Um danach nicht etwa, wie es eigentlich nahe liegt, dem Suff oder der Drogensucht zu verfallen, sondern sich liebevoll der Heimpflege zu widmen. Wie Stores richtig gerüscht und Wendeltreppen adäquat geputzt werden, ist für eine echte Brigitte dank der seit 1954 unverändert populären Haushaltstipps kein Geheimnis. Ebenso wenig wie das Zubereiten des Auflaufs, der jeden Mittag den nach Hause zurückkehrenden Lieben serviert wird.
Blöderweise haben die Brigittes dann frei. Und können sich ihrer Lieblingszeitung gemäß verhalten: Gut gelaunt nimmt sie sich hernach die Polstermöbel vor, saugt Zwischenräume, bürstet Kissen und würde auch hinterm Sofa mal »so richtig Grund machen«, wenn es nicht plötzlich Zeit für die verordnete Gurkenmaske wäre.
Ein mit Gurken belegtes, halb blond gebobtes Rechteck ist jedoch kein schöner Anblick, deswegen wenden wir uns an diesem Punkt ab. Und schauen auf den Handarbeitskorb, der rechts neben dem vorschriftsmäßig gereinigten Sofa steht und Wolle im Gegenwert von ungefähr 200 Euro in jeder nur erdenklichen Farbe enthält. Ein Sweater wird dermaleinst daraus entstehen, oder ein Pullunder, eine Stützstrumpfhose, ein Minirock – wer außer Brigitte weiß das schon?

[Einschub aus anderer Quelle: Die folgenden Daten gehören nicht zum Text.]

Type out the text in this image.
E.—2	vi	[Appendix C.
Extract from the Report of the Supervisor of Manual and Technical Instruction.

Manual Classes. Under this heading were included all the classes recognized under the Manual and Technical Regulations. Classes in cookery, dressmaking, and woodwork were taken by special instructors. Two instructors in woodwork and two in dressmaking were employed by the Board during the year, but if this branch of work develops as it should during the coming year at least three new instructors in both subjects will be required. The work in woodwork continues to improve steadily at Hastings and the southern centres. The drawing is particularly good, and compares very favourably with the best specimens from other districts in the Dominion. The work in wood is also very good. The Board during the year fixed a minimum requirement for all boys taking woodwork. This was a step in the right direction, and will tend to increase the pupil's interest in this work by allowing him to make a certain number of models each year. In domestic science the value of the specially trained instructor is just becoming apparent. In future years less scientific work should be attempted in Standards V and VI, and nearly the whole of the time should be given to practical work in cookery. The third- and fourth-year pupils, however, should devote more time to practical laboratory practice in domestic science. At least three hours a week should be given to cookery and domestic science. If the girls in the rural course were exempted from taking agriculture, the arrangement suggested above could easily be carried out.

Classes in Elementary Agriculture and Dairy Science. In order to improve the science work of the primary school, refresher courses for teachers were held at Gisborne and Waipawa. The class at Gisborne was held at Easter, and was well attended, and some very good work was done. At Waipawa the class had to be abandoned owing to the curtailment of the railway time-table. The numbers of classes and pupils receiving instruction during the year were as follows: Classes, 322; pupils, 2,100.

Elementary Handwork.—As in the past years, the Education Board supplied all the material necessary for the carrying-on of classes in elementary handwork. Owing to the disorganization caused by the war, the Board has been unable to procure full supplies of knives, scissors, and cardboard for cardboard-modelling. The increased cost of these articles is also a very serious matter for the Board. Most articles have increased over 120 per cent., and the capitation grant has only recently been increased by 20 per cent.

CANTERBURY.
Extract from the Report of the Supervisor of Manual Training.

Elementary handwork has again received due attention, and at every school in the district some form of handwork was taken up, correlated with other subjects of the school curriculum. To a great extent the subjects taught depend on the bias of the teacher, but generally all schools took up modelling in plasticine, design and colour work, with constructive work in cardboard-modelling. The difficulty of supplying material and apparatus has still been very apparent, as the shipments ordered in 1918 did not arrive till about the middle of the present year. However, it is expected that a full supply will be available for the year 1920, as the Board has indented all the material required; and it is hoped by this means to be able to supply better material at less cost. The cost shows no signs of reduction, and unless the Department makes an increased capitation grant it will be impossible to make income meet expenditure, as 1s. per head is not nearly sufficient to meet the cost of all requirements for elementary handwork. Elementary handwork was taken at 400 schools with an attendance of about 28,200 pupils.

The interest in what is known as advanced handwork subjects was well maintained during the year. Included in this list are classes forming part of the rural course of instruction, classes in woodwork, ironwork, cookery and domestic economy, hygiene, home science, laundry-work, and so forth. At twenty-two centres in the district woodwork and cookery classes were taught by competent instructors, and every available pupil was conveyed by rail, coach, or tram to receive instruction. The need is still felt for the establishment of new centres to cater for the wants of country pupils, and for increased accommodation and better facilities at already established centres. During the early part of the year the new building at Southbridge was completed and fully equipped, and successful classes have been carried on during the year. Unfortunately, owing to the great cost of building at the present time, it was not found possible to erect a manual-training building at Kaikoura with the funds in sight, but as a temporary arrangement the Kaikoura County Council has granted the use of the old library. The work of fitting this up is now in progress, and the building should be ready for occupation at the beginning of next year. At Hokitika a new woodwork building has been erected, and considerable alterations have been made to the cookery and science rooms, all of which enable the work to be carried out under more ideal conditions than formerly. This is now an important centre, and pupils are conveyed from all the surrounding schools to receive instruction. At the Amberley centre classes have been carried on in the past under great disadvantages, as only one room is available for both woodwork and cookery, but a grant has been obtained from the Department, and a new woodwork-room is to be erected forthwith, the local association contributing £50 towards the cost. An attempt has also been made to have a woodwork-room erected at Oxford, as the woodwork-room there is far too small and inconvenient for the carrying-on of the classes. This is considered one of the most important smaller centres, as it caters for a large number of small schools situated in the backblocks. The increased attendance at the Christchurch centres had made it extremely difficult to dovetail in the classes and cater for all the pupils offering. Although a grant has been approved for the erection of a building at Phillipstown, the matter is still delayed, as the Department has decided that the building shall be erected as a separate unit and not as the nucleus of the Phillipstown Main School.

Die patente Frau hat unterdessen die aufgelegten Gurken entfernt und zwecks Weiterverarbeitung im abendlichen Salat in ein euphemistisch Dressing benanntes Öl-Essig-Mischmasch eingelegt.
Zufrieden sitzt sie nun da. Nicht mehr lang, und sie wird wieder loslegen. Und den Teppich saugen, das Gäste-WC gründlich putzen, nicht mehr gebrauchten Kleinkram in den Mülleimer werfen.
Die Horrorfilmer unserer Tage haben evident Unrecht: Richtig echtes Grauen geht nicht von schleimigen Monstern aus. Die fiesen Gestalten tragen einen halb blonden Bob, sind rechteckig und zu allem entschlossen.